金持ちに金集まる仕組み?

Apple Musicの「空間オーディオボーナス」、インディーズには不評。1曲あたり約1000ドルの追加制作費など

Image:Jack Skeens/Shutterstock.com

アップルは先週、音楽アーティストやレコード会社が空間オーディオ形式で制作した楽曲には、楽曲使用料を最大10%上積みするという、いわゆる「空間オーディオボーナス」の仕組みを導入すると発表した。

空間オーディオとは、通常の2chステレオ方式とは異なり、Dolby Atmosを適用して空間的な広がりを持って聞こえるように制作された音楽トラックのこと。アップルはApple Music、およびAirPods、iPhone、Macなど自社のハードウェア製品で空間オーディオへの対応を推進している。

空間オーディオボーナスの導入により、音楽レーベル/アーティストは楽曲をApple Musicのカタログに加える際、最初から空間オーディオ対応のマスターデータを含めてアップロードすることで、その再生回数に応じて得られる収益に空間オーディオボーナス分が上乗せされるようになる。

一聴しただけならば、このしくみは誰にとっても有益なように聞こえる。だが、Financial Times(FT)によると、大手独立系(インディーズ)レコード会社の幹部はこれが「インディーズレーベルとそのア​​ーティストから金を奪い、市場の最大手企業に利益をもたらすことになる」と不満を述べていると伝えた。

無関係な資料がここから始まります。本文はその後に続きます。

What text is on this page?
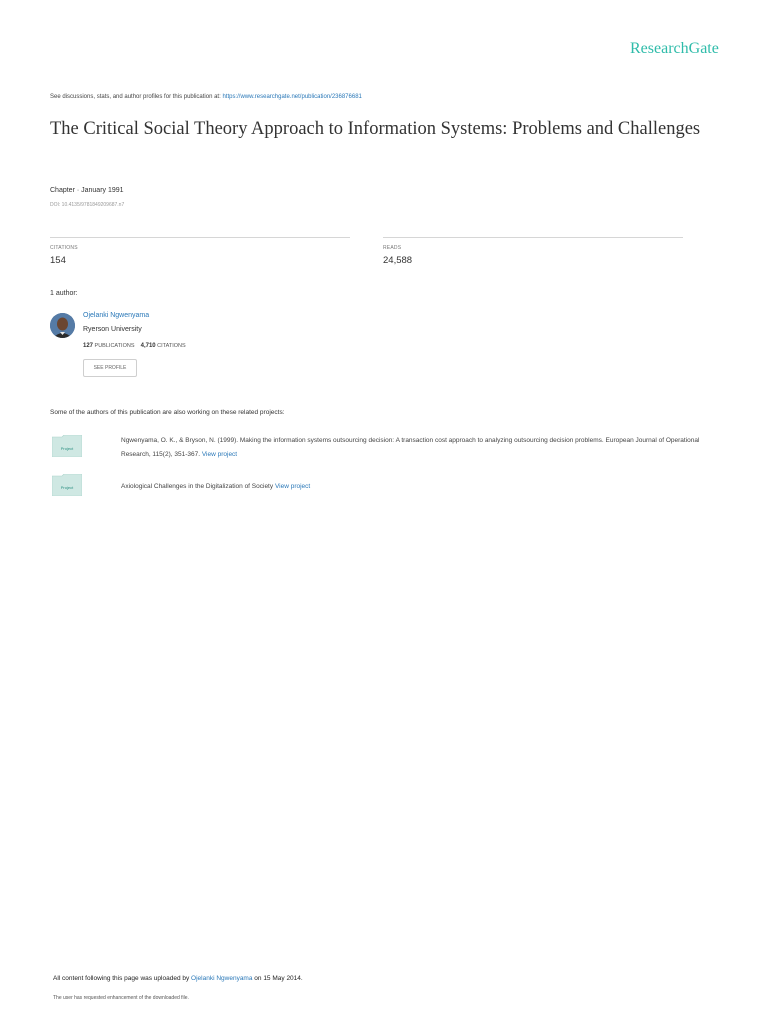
ResearchGate
See discussions, stats, and author profiles for this publication at: https://www.researchgate.net/publication/236876681
The Critical Social Theory Approach to Information Systems: Problems and Challenges
Chapter · January 1991
DOI: 10.4135/9781849209687.n7
CITATIONS
154
READS
24,588
1 author:
Ojelanki Ngwenyama
Ryerson University
127 PUBLICATIONS 4,710 CITATIONS
SEE PROFILE
Some of the authors of this publication are also working on these related projects:
Project
Ngwenyama, O. K., & Bryson, N. (1999). Making the information systems outsourcing decision: A transaction cost approach to analyzing outsourcing decision problems. European Journal of Operational Research, 115(2), 351-367. View project
Project	Axiological Challenges in the Digitalization of Society View project
All content following this page was uploaded by Ojelanki Ngwenyama on 15 May 2014.
The user has requested enhancement of the downloaded file.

この幹部いわく、空間オーディオでの音楽制作は、1曲あたり約1000ドル、アルバム1枚あたり約1万ドルの追加料金がかかるのだという。また、ロンドンに拠点を置く独立系レコード会社のBeggers Groupは、既発曲を再度リマスタリングして制作する場合、その合計費用はアルバム1枚あたり約2万ドルにのぼるとし、自社で抱えている3000枚のバックカタログをすべてにこの技術を適用しようものなら、3000万ドル以上を負担しなければならないとした。

なお、アップルが提供する空間オーディオボーナスは、トラックレベルではなくカタログレベルで適用されるという。これはレーベル単位ではなく、ディストリビューターレベルの話だ。ディストリビューターは、煩雑になりがちなApple MusicやSpotifyといった配信サービスとの連携作業を、簡単な登録だけで代行するサービスを提供する業者を指す。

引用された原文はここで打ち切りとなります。